Most buildings have "load-bearing" beams and struts, and also extra "flourish" parts and "polish" on those parts, to help the building look good and protect it from the elements. Similarly, intellectual writings contain both content and polish/flourish.
The content includes key claims and supporting arguments and evidence. Extra flourish can make it accessible to a wider range of readers, and can impress readers with how well read is the author, how thoroughly he considered his topic, how much math he can do, how loyal he is to various groups, etc. Extra polish of careful and clever organization, turns of phrase, analogies, and so on can shape the content to be more readable, entertaining, impressive, etc.
The relative importance of content versus polish/flourish varies with context. Content matters more if readers care more about being persuaded by arguments and evidence, relative to being impressed, entertained, or identifying with groups. The more people who read something, the more it makes sense to invest in ease of reading. And expert readers should need less explanatory flourish.
A magazine (or blog) article can have many thousands of amateur readers, who presumably care a lot about being entertained. An academic journal article, in contrast, may have a dozen expert readers, who presumably care more about content. So you might think that academic writers would devote far less energy to polish/flourish, relative to content, than magazine writers.
As best as I can tell, you would be quite wrong. Comparing the social scientists and magazine (and blog) writers I know, both groups seem to put a similar relative effort (most of it) into polish/flourish.

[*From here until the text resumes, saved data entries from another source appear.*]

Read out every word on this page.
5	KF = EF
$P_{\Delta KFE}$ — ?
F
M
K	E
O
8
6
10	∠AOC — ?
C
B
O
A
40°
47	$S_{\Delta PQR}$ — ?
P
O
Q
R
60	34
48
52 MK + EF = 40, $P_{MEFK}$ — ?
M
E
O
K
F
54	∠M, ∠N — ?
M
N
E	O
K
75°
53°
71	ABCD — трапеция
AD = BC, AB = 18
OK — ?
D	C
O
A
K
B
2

For example, both editor types put similar efforts into changing exact article wording. This suggests to me that academic readers, at least in the social sciences, care even less about content than magazine (and blog) readers. Can that be right?
I realize that polish/flourish aids intellectual progress in some ways, but it still seems to me that switching effort from polish/flourish to content would help intellectual progress.
Robin,
Hmmm. I guess there is an issue here as to what constitutes "polish," especially fundamentally empty polish. You seem to include being well written as polish. I would say that being well written is a positive serious attribute of an article. Indeed, it goes against the other part of your "polish," bringing in obscure and overly high-powered math that may nevertheless be faddish or impressive. So, one kind of polish makes a paper more readable and the other kind makes it less so. I certainly would agree that there is a lot of puffing and use of faddish math, including econometric techniques. However, it remains the case, that more elegant presentations (hence more comprehensible and readable) of a particular kind of math are more likely to get published, and deservedly so, even if the particular kind of math itself is inappropriately obscure and unnecessary.
Nick, high polish signals a high ability to produce polish, and if the abilities to produce polish and content are correlated, that indicates a higher ability to produce content. But high polish would only then signal high content if authors actually used that high ability to produce high content.
Psycho, it is clearly easier to evaluate polish than content, but it is not clear that polish is easier to produce.
Barkley, it would be nice to believe some journals focus on content over polish and flourish.
Silas, yes, polish can be used to make content less readable.